Habeas Coca - Bolivia’s Community Coca Control


Linda C. Farthing and Kathryn Ledebur

Executive Summary 

When Bolivian President Carlos Mesa challenged vocal U.S. opposition in 2004 and legalized the cultivation of small amounts of coca leaf by Bolivian farmers, it marked a sea change in supply-side drug policy in the Americas. Not only had one of South America’s poorest countries asserted national control after 20 years of U.S.-financed repression in its principal coca growing region, but the cato accord, as it was known, ended violent confrontations between police and small farmers. With the accord, coca farmers and their families achieved their longstanding demand to be permitted a subsistence plot of the coca leaf that plays such a central role in their economic survival and in Andean culture.

Just over a year later, the election of the leader of the coca growers’ union, Evo Morales, to Bolivia’s presidency consolidated the changes heralded with the cato. Under the slogan “Coca yes, cocaine no,” the new government committed aggressive interdiction of cocaine paste and cocaine, and announced plans for “development with coca” to industrialize legal products made from the coca leaf. Bolivia also recognized traditional consumption of coca for the first time in its 2009 constitution and pressed for international recognition of the country’s right to consume leaf within its borders, which it won in 2013.

In 2009, an innovative program known as community coca control was launched. Drawing on high levels of coca grower organization paired with sophisticated technological monitoring, land titling, and economic development, the community control program builds on deeply entrenched cultural values that emphasize the importance of community participation through peasant unions.
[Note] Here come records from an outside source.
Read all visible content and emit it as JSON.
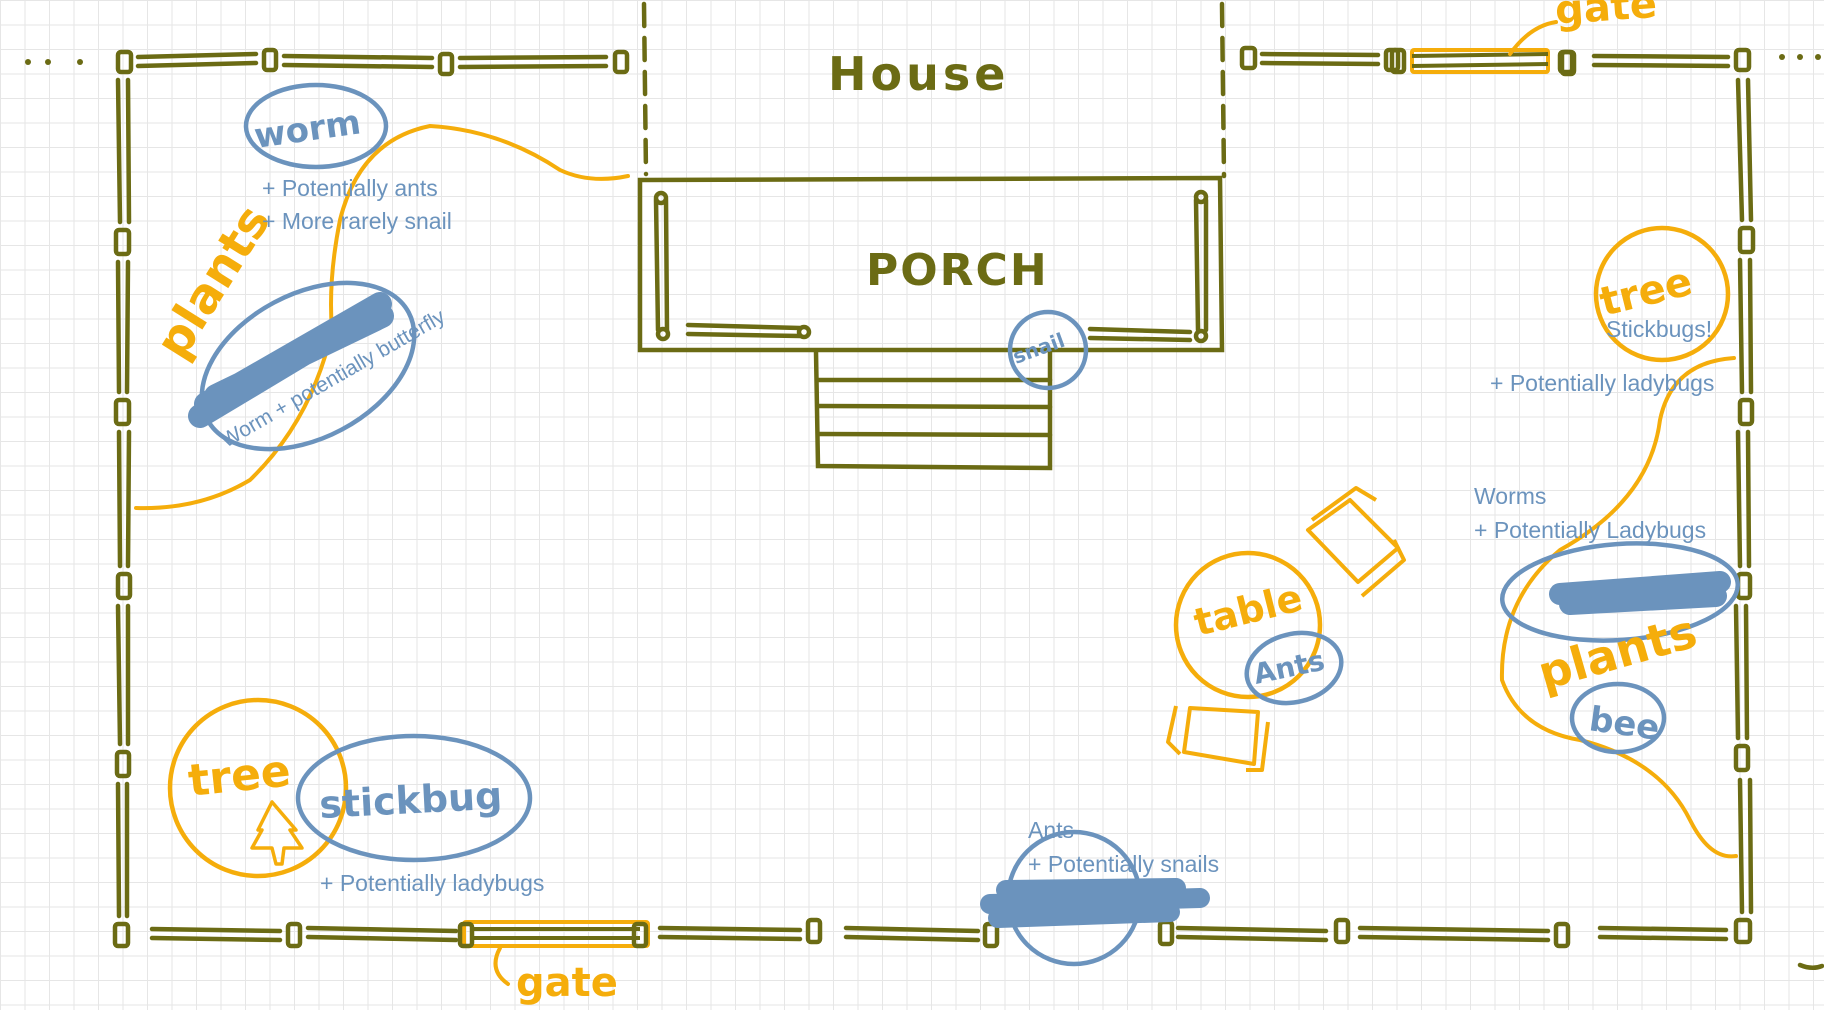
{
  "colors": {
    "fence": "#6b6b14",
    "orange": "#f5ad0b",
    "blue": "#6b93bd",
    "grid": "#e6e6e6"
  },
  "structures": {
    "house": "House",
    "porch": "PORCH",
    "gate_top": "gate",
    "gate_bottom": "gate"
  },
  "areas": {
    "plants_left": "plants",
    "plants_right": "plants",
    "tree_left": "tree",
    "tree_right": "tree",
    "table": "table"
  },
  "creatures": {
    "worm": "worm",
    "stickbug": "stickbug",
    "ants": "Ants",
    "bee": "bee",
    "snail": "snail"
  },
  "notes": {
    "worm_line1": "+ Potentially ants",
    "worm_line2": "+ More rarely snail",
    "plants_left": "Worm + potentially butterfly",
    "tree_right_line1": "Stickbugs!",
    "tree_right_line2": "+ Potentially ladybugs",
    "plants_right_line1": "Worms",
    "plants_right_line2": "+ Potentially Ladybugs",
    "stickbug": "+ Potentially ladybugs",
    "gate_bottom_line1": "Ants",
    "gate_bottom_line2": "+ Potentially snails"
  }
}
As shown in Figure 1, Bolivian community coca control mechanisms are multidimensional, with various government entities responsible for implementation. 

Habeas Coca argues that Bolivia’s community coca control program is a cost-efficient and less violent alternative to the forced eradication of coca remains in place in Colombia and Peru. Over two decades of eradication policies have proven to be demonstrable failures in all three Andean countries, generating poverty and gross human rights violations. In addition, these failed strategies strengthened insurgent groups in Colombia and Peru—all without meeting their objectives of controlling the coca crop and diminish- ing the illegal cocaine trade. While Bolivia’s policy effectively shrank coca cultivation by 26 percent from 2010 to 2013, it is crucial to comprehending the policy’s reach to recognize that it is not designed, nor is it able, to limit drug trafficking. As leaf prices have risen, due in part to the current program, cheaper Peruvian coca and its derivatives have flooded through Bolivia to cocaine consuming and transit countries, such as Brazil. Demand, not supply, drives the drug trade, and originates almost completely outside Bolivia’s borders.

Bolivia’s initiative seeks primarily to reduce harm to coca growers by substituting the police- and military-driven forced eradication model with one that actively engages growers as citizens and increases the participation of farmers in determining their communities’ futures. The model is most effective in areas where residents support the current government, and needs further consolidation in areas without strong government influence, and where coca grower union organizations are in conflict with each other. 

In President Evo Morales’s region, the Chapare, the combination of the new approach with other government policies, has dramatically cut the number of coca farmer deaths and injuries related to forced eradication efforts, and has facilitated coca growers diversifying their sources of income. The initiative is structured around negotiation and the recognition of local organizations as partners, guaranteeing farmers a subsistence wage. This is combined with establishing their legal identities as registered coca growers, which in turn generates a newfound sense of citizenship rights that engages growers themselves in limiting coca cultivation and aids in producing transparent, verifiable results. 

The result is a program that the Organization of American States calls a “best practice... (worthy of) replication.” European Union (EU) Ambassador to Bolivia, Timothy Torlot, described the program as “...a success; you can see the impact in the effective and sustained reduction of coca production... the European Union’s first relatively promising supply-side pro- gram that broadly reflects the harm reduction principles in place in some countries on the efforts have on curtailing the demand for illicit drugs.  

Effective, pragmatic drug policy reform must move beyond the traditional yardsticks of eradication, seizures, and arrests, to more genuine, valid indicators such as respect for human rights, social welfare of affected populations, economic stability, citizenship, rule of law, demilitarization, positive engagement with the civilian state, transparency, and the ability to effectively monitor and measure impact and sustainability.